The country civilization on the Genoese Apennine is a disappeared civilization. A civilization crushed by the convulsive pressing of changes, buried under uncultivated vegetation of bramble, ivy, vitalba, elder, a wild bush, which is neither wood nor lawn anymore.
It is difficult to imagine a territory more refractory to agricultural exploitation than these hills; and, despite their modest elevations, one can well call them mountains, steep, unequal, impervious, and ruinous. And today it is almost unimaginable how hard work is to build terraces on similar slants, with hoe and shovel, carrying by hand hundreds and hundreds of stones, up and down, down and up the implacable slope, always bending toward the low ground, always rising toward the far sky. When the grass covers the stone of the wall, they resemble a vertical lawn, the cut does not appear anymore, and it appears that those terraces have always been there. When I was child, and I looked at those mountains regularly carved by the soft geometry of the “fasce” (*), I thought that was the mountain shape, the proper and natural outline of the slant.
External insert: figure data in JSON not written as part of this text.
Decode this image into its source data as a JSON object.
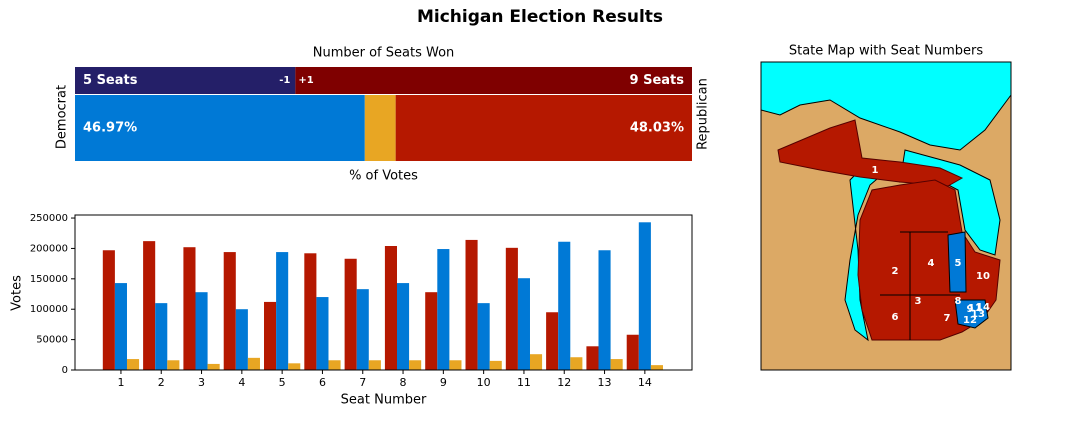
{
  "title": "Michigan Election Results",
  "chart_data": [
    {
      "type": "stacked-barh",
      "title": "Number of Seats Won",
      "xlabel": "% of Votes",
      "ylabel": "Democrat",
      "y2label": "Republican",
      "seats": {
        "values": [
          5,
          9
        ],
        "value_labels": [
          "5 Seats",
          "9 Seats"
        ],
        "colors": [
          "#241f68",
          "#7f0000"
        ],
        "changes": [
          {
            "value": -1,
            "label": "-1"
          },
          {
            "value": 1,
            "label": "+1"
          }
        ]
      },
      "votes": {
        "values": [
          46.97,
          5.0,
          48.03
        ],
        "value_labels": [
          "46.97%",
          null,
          "48.03%"
        ],
        "colors": [
          "#0079d6",
          "#e8a623",
          "#b51800"
        ]
      }
    },
    {
      "type": "grouped-bar",
      "xlabel": "Seat Number",
      "ylabel": "Votes",
      "x": [
        1,
        2,
        3,
        4,
        5,
        6,
        7,
        8,
        9,
        10,
        11,
        12,
        13,
        14
      ],
      "xlim": [
        -0.14,
        15.17
      ],
      "xticks": [
        1,
        2,
        3,
        4,
        5,
        6,
        7,
        8,
        9,
        10,
        11,
        12,
        13,
        14
      ],
      "ylim": [
        0,
        255000
      ],
      "yticks": [
        0,
        50000,
        100000,
        150000,
        200000,
        250000
      ],
      "series": [
        {
          "color": "#b51800",
          "values": [
            197000,
            212000,
            202000,
            194000,
            112000,
            192000,
            183000,
            204000,
            128000,
            214000,
            201000,
            95000,
            39000,
            58000
          ]
        },
        {
          "color": "#0079d6",
          "values": [
            143000,
            110000,
            128000,
            100000,
            194000,
            120000,
            133000,
            143000,
            199000,
            110000,
            151000,
            211000,
            197000,
            243000
          ]
        },
        {
          "color": "#e8a623",
          "values": [
            18000,
            16000,
            10000,
            20000,
            11000,
            16000,
            16000,
            16000,
            16000,
            15000,
            26000,
            21000,
            18000,
            8000
          ]
        }
      ]
    },
    {
      "type": "map",
      "title": "State Map with Seat Numbers",
      "districts": [
        1,
        2,
        3,
        4,
        5,
        6,
        7,
        8,
        9,
        10,
        11,
        12,
        13,
        14
      ]
    }
  ]
}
Because the “fasce” do not violate the mountains, they do not hurt them as the rough and unmerciful wound of an asphalted motor road. The “fascia” becomes part of the hill, and it tames its steepness.
So, close to the ruins of the villages, to the ruins of the farm houses, to the worn-out wood outlines of the pylons of the the cableways, once used to carry the hay down the slope, the “fasce” have remained and they will remain. This fact could be enough, even if it was the only reason (and it is not), to justify the term “civilization” for a community of rustic mountaineers, who spoke little, and wrote and read much less, used few, essential utensils, and lived in an immense loneliness.
As one wanders across these mountains, one meets conflicting traces. Shreds of unmalted walls, upright in front of nothing or ravaged by the return of the wood, ancient stones, still polished, witness of a never-ending devotion. Or the signs of more recent renovations, the pale pink of the rough plasters on the houses, the thin wood poles that sustain useless insulators and useless knots of electrical threads. The stalls are empty, the wood mangers are clear, the roofs of slate are broken down, the stone staircases are covered by musk and tree branches. For generations, by different and varied ways, people have left these mountains; it was the emigration in the search of a better life, the urbanism of the postwar period, and, last but not least, the most recent, definitive abandonment, which was perpetuated in the last decades, when the most far off hamlets, those where the motor road has never arrived, have been deserted.
It is looking at what remains that we took these pictures, a simple tribute to the memory, to something we do not want to forget.
* "Fasce" (sing. Fascia, literally band) is the name given in Liguria to the terraces that mountain farmers built to grow vegetables on the slopes.